Kur artışı faizden düşük kaldığı takdirde KKM’ye yıllık yüzde 20 faizle üç ayda yüzde 5 faiz veriliyor.
Ancak KKM’den TL cinsi mevduata geçilmesi halinde yıllık yüzde 40’tan bir aya yüzde 3.3, üç aya ise yüzde 10 faiz almak mümkün oluyor. Üstelik bu neredeyse en düşük oran.
KKM’de kalıp (kur az arttığı takdirde) üç ayda yüzde 5 faiz mi, TL mevduata geçip üç ayda yüzde 10 faiz mi?
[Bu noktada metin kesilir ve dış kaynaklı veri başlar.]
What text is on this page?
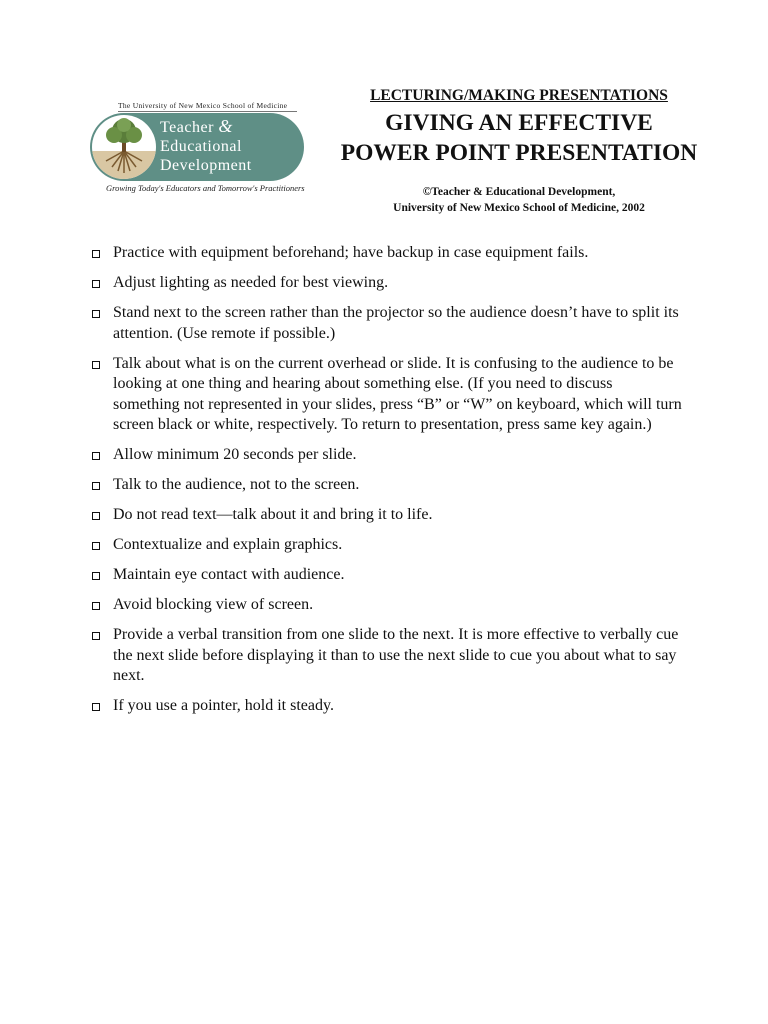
The University of New Mexico School of Medicine
Teacher &
Educational
Development
Growing Today's Educators and Tomorrow's Practitioners
LECTURING/MAKING PRESENTATIONS
GIVING AN EFFECTIVE
POWER POINT PRESENTATION
©Teacher & Educational Development,
University of New Mexico School of Medicine, 2002
Practice with equipment beforehand; have backup in case equipment fails.
Adjust lighting as needed for best viewing.
Stand next to the screen rather than the projector so the audience doesn’t have to split its attention. (Use remote if possible.)
Talk about what is on the current overhead or slide. It is confusing to the audience to be looking at one thing and hearing about something else. (If you need to discuss something not represented in your slides, press “B” or “W” on keyboard, which will turn screen black or white, respectively. To return to presentation, press same key again.)
Allow minimum 20 seconds per slide.
Talk to the audience, not to the screen.
Do not read text—talk about it and bring it to life.
Contextualize and explain graphics.
Maintain eye contact with audience.
Avoid blocking view of screen.
Provide a verbal transition from one slide to the next. It is more effective to verbally cue the next slide before displaying it than to use the next slide to cue you about what to say next.
If you use a pointer, hold it steady.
Üstelik ikinci seçenekte vade bir ay olabildiği için bir hareket kolaylığı, mevduattan çıkıp başka bir finansal araca geçme olanağı da var.
4 GÜN SONRA DOLARDA DEPREME HAZIR OLUN!
Yaşanan ekonomik kriz ile birlikte piyasaların 500 baz puanlık faiz artışına göre konumlanması bekleniyor. Eğer 26 Ekim'de yapılacak Para Politikası Kurulu (PPK) toplantısında bu seviyenin daha altında bir artırım kararı gelmesi halinde bankaların mevduat faizlerine yapacağı yukarı yönlü güncellemelerin de önüne geçebilir.
Mevduat faizlerinin ilerleyen haftalarda artmaması ise, KKM'den çıkışları yavaşlatacağı gibi, hesaplardan çıkan paranın TL mevduatı yerine döviz tevdiat hesaplarına yönelmesine yol açabilir. Bu risk, çıkışların hızlanması ve söz konusu mevduatın yeniden dövize yönelmesi halinde Türkiye'de yeni bir dolar krizini tetikleme riski barındırmakta.